= Teodoro Borlongan =

Teodoro C. Borlongan (April 15, 1955 – April 11, 2005) was the last president of Urban Bank and was one of the leading bankers in the Philippines during his time.

Borlongan was named one of the Ten Outstanding Young Men for domestic banking in 1993. He graduated cum laude from the Honors Economics program of Ateneo de Manila University in 1978. In the 1980s, he became president of Urban Bank, which he turned into one of the largest banks in the Philippines during his long tenure there. Court cases, however, forced the Bangko Sentral ng Pilipinas to shut it down on April 26, 2000.

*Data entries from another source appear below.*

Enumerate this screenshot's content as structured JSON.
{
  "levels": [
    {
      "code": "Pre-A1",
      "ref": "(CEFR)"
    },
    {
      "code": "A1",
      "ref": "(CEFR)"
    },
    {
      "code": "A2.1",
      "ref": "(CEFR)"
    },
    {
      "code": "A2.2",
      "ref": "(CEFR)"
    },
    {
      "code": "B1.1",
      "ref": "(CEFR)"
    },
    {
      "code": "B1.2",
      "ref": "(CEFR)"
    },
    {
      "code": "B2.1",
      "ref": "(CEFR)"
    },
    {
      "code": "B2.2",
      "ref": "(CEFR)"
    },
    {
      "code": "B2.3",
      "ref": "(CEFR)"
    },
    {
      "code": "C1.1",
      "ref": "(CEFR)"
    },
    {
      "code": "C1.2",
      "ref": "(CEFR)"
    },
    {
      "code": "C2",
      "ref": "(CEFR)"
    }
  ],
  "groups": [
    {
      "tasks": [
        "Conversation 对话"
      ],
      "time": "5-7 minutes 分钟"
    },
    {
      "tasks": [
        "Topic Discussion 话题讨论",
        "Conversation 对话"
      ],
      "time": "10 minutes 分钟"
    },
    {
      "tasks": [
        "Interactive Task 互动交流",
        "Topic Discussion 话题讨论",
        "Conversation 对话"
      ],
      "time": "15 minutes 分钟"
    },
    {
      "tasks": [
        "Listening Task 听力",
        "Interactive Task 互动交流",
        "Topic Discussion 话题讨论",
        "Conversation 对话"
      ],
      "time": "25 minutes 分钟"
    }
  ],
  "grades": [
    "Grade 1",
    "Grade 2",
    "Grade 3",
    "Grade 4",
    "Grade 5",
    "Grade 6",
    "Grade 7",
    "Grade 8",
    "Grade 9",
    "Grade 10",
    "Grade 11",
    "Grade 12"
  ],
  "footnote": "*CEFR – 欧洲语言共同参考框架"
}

Over the years that followed, the numerous court cases that came upon Borlongan, including charges of economic sabotage—then punishable by the death penalty, and what he thought was his failure to obtain justice from those who he accused as allegedly responsible for Urban Bank's permanent closure ultimately drove him into depression. On April 11, 2005, he brought flowers to the graves of his late parents and brother at the Loyola Memorial Park in Marikina. After sending an e-mail to a close friend and making calls on his cellular phone to his wife and close relatives, he stepped into his parked car and committed suicide with a gunshot to his left temple. He was four days short of his 50th birthday, leaving behind his wife, Dolly, and their four young children, Katherine, Jonathan, Christopher and Stephanie.